Eskmo, master of makeshift percussion.
Eskmo, master of makeshift percussion. Valerie Calano


Eskmo came on during the prime time to see the blood moon eclipse. His performance was at least odd: really heartfelt singing and tiny percussion toys mixed with Jamie Lidell-like electronic songcraft. It was atypical Optical fare, for sure. I bounced to try to see the eclipse and so missed Eskmo's use of two huge water jugs. Next time.

Before Eskmo's set, Decibel founder/director Sean Horton gave a speech in his customary fifth-day-of-Decibel hoarse voice. He'd turned 40 the day before and confessed he'd just resigned from his job of 14 years with PlayNetwork and sold his house. Four days before Decibel, Horton's engagement abruptly ended and his plan to move to Portland was thrown into doubt. Talk about a tumultuous week...
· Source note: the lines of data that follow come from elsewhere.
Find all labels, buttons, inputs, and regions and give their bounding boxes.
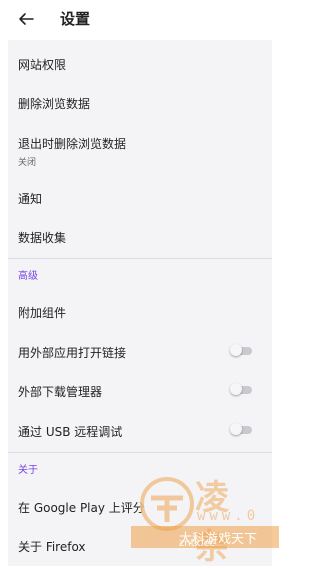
delete-on-quit-value: 关闭 [18, 158, 37, 168]
notifications-item[interactable]: 通知 [18, 190, 42, 207]
watermark-small-url: zntx.cc [179, 538, 215, 549]
watermark-logo-icon [140, 477, 194, 531]
open-links-in-apps-toggle[interactable] [230, 344, 252, 356]
rate-on-google-play-item[interactable]: 在 Google Play 上评分 [18, 499, 145, 516]
app-bar: 设置 [0, 0, 279, 38]
delete-on-quit-item[interactable]: 退出时删除浏览数据 关闭 [18, 135, 126, 168]
about-firefox-item[interactable]: 关于 Firefox [18, 538, 86, 555]
toggle-knob [230, 423, 242, 435]
remote-debugging-usb-toggle[interactable] [230, 423, 252, 435]
open-links-in-apps-label[interactable]: 用外部应用打开链接 [18, 344, 126, 361]
external-download-manager-toggle[interactable] [230, 383, 252, 395]
external-download-manager-label[interactable]: 外部下载管理器 [18, 383, 102, 400]
toggle-knob [230, 344, 242, 356]
watermark: 凌 杂 www.0 大科游戏天下 zntx.cc [131, 470, 279, 567]
addons-item[interactable]: 附加组件 [18, 304, 66, 321]
data-collection-item[interactable]: 数据收集 [18, 229, 66, 246]
arrow-left-icon [19, 13, 34, 25]
section-divider [8, 452, 272, 453]
page-title: 设置 [60, 10, 91, 28]
section-header-about: 关于 [18, 465, 38, 476]
section-divider [8, 258, 272, 259]
watermark-url: www.0 [197, 508, 260, 524]
delete-browsing-data-item[interactable]: 删除浏览数据 [18, 95, 90, 112]
toggle-knob [230, 383, 242, 395]
delete-on-quit-label: 退出时删除浏览数据 [18, 137, 127, 151]
remote-debugging-usb-label[interactable]: 通过 USB 远程调试 [18, 423, 122, 440]
site-permissions-item[interactable]: 网站权限 [18, 56, 66, 73]
section-header-advanced: 高级 [18, 271, 38, 282]
back-button[interactable] [16, 9, 36, 29]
“Considering the increasing cost of living in Seattle and no concrete prospects doing what I do, I'm not confident remaining in Seattle right now,” Horton said in an email interview this morning. “There's also a growing sensation that after 20 years in the Pacific Northwest (15 of those years spent in Seattle) that perhaps it's time for a change. Regarding Decibel, it's incredibly difficult to speculate on her future when my own is so unclear. I will say that there was more riding on this year's program than any previous. I put everything I had into Decibel financially, creatively, and emotionally this year, to the point where I was fearful of losing everything and winding up homeless, jobless and bankrupt. Turing 40 this week certainly wasn't helping my state of mind.

“Though the final numbers still need to be tallied, I feel confident in saying that the 2015 Decibel Festival and dB Conference were a success on every level and the prospect of a 2016 edition is looking quite good. In terms of where it would be, that will largely be determined by what career opportunities are out there for me. Considering a week ago the plan was Portland, I'm still just now starting strategize my next move. Maybe someplace sunny?”